Prima il disagio psicologico portava alla dipendenza chimica. Ora se a parlare di tossici e veleni arriva oggi persino l’eloquenza papale è perché pensiamo anche ai problemi sociali in termini di biologia. Pensiamo anche alla non distante metafora “dell’avvelenamento dei pozzi”: si riferisce alle conseguenze della disinformazione o di altre pratiche che non ottengono soltanto un effetto immediato e puntuale (come la diffusione di una notizia falsa) ma causano conseguenze assai più durature e sistemiche (per esempio squalificano una fonte o interrompono un circuito comunicativo generando sfiducia). Nella comunicazione via web a contare è soprattutto il contatto, prima del passaggio di informazione e conoscenza. Al centro dei sistemi di comunicazione non è più il messaggio ma il rapporto immediato con gli interlocutori. È certamente impressionante che la grande emergenza sanitaria (dovuta appunto a contatti fisici che contaminano) sia intervenuta quando già trattavamo in termini biologici la diffusione sociale di elementi (nocivi o no) di informazione, cultura, comportamenti. La nube tossica che già incombeva sulla scena dei disastri ecologici ha prodotto la sua simile, la cui tossicità non è chimica ma culturale e comportamentale, a perturbare le relazioni e a rendere ancor più faticosa la loro manutenzione.

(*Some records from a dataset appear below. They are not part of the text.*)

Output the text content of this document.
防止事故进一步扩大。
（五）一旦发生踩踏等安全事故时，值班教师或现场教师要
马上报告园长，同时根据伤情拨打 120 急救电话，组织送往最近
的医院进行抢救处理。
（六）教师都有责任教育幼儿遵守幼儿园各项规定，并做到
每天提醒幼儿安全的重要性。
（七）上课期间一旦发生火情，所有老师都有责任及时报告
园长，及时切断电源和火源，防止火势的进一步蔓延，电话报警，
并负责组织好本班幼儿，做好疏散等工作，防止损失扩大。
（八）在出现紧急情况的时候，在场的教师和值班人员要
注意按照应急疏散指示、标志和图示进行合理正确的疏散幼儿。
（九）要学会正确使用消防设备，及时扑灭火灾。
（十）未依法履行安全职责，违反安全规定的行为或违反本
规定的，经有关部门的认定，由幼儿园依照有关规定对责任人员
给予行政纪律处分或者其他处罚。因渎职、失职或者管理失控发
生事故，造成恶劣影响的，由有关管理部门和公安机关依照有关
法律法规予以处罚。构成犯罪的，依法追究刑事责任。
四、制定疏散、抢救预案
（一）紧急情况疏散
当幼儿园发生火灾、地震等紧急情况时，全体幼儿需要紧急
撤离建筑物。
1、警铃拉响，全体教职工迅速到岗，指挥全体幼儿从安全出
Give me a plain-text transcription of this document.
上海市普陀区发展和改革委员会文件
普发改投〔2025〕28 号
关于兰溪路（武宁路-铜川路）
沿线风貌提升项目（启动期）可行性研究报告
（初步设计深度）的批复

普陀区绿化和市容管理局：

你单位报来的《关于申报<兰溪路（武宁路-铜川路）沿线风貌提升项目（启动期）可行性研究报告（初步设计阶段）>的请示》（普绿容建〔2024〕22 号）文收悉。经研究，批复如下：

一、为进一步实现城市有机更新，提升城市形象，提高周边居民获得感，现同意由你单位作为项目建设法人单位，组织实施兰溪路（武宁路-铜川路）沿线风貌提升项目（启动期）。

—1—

Come dire che ci preoccupano enormi rischi sia nell’ambiente fisico sia in quello sociale, politico, culturale in cui operiamo e li viviamo in entrambi i casi come rischi ecologici. È un modo di vedere che comporta un rischio e un vantaggio. Il rischio è di sopravvalutare il contatto (pensando che il problema sia di ordine perfettamente “naturale”) e sottovalutare l’importanza delle interpretazioni (non vedervi le determinanti socioculturali). Il vantaggio è che se anche per la chiesa cattolica il male è qualcosa che non pertiene all’individuo ma ha il potere di inquinare i rapporti fra gli individui allora vuol dire che a essere patogene e “cattive” non sono le persone (per nascita, censo, etnia, segno astrologico, tifo calcistico) ma, innanzitutto, le relazioni. Se è questo che la metafora della tossicità implica, allora può aiutarci a diventare un poco più saggi. E in quel senso è certamente benvenuta.